Roots of Quadratic Equations
The roots of a quadratic equation are the values of *x* that make the equation true (i.e., the values of *x* that satisfy the equation \( ax^2 + bx + c = 0 \)). These roots can be found using the quadratic formula. After calculating the discriminant and identifying it as positive, we continue to solve for *x*: \[ x = \frac{7 \pm 23}{12} \] This gives us: \[ x_1 = \frac{7 + 23}{12} = 2.5 \] \[ x_2 = \frac{7 - 23}{12} = -1.333 \] So, the roots of the quadratic equation \( 6x^2 - 7x - 20 \) are 2.5 and -1.333. These are the values of *x* that make the function *f(x)* equal to zero.
Coefficients
Coefficients are the numerical values that multiply the variable terms in a quadratic equation.

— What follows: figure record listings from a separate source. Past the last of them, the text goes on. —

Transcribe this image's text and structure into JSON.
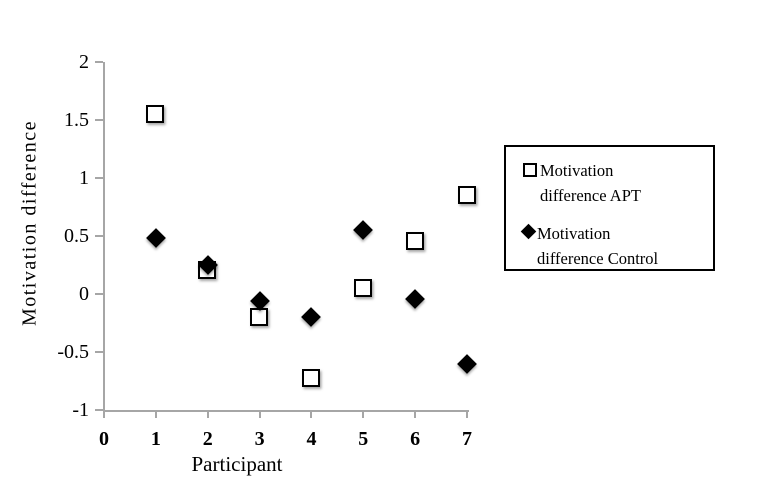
{
  "chart_data": {
    "type": "scatter",
    "title": "",
    "xlabel": "Participant",
    "ylabel": "Motivation difference",
    "xlim": [
      0,
      7
    ],
    "ylim": [
      -1,
      2
    ],
    "x_tick_labels": [
      "0",
      "1",
      "2",
      "3",
      "4",
      "5",
      "6",
      "7"
    ],
    "x_tick_values": [
      0,
      1,
      2,
      3,
      4,
      5,
      6,
      7
    ],
    "y_tick_labels": [
      "2",
      "1.5",
      "1",
      "0.5",
      "0",
      "-0.5",
      "-1"
    ],
    "y_tick_values": [
      2,
      1.5,
      1,
      0.5,
      0,
      -0.5,
      -1
    ],
    "grid": false,
    "legend_position": "right",
    "x": [
      1,
      2,
      3,
      4,
      5,
      6,
      7
    ],
    "series": [
      {
        "name": "Motivation difference APT",
        "marker": "open-square",
        "fill": "#ffffff",
        "stroke": "#000000",
        "values": [
          1.55,
          0.2,
          -0.2,
          -0.73,
          0.05,
          0.45,
          0.85
        ]
      },
      {
        "name": "Motivation difference Control",
        "marker": "filled-diamond",
        "fill": "#000000",
        "stroke": "#000000",
        "values": [
          0.48,
          0.25,
          -0.06,
          -0.2,
          0.55,
          -0.04,
          -0.6
        ]
      }
    ],
    "colors": {
      "axis": "#a6a6a6",
      "text": "#000000",
      "background": "#ffffff",
      "legend_border": "#000000"
    }
  },
  "legend": {
    "items": [
      {
        "marker": "open-square-icon",
        "line1": "Motivation",
        "line2": "difference APT"
      },
      {
        "marker": "filled-diamond-icon",
        "line1": "Motivation",
        "line2": "difference Control"
      }
    ]
  }
}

In the standard form of a quadratic equation \( ax^2 + bx + c = 0 \), *a*, *b*, and *c* are the coefficients. Each coefficient plays a significant role:
- *a* determines the curvature or the 'opening' direction of the parabola. If *a* is positive, the parabola opens upwards; if negative, it opens downwards.
- *b* influences the position of the vertex of the parabola along the x-axis.
- *c* is the constant term and determines the point at which the parabola intersects the y-axis.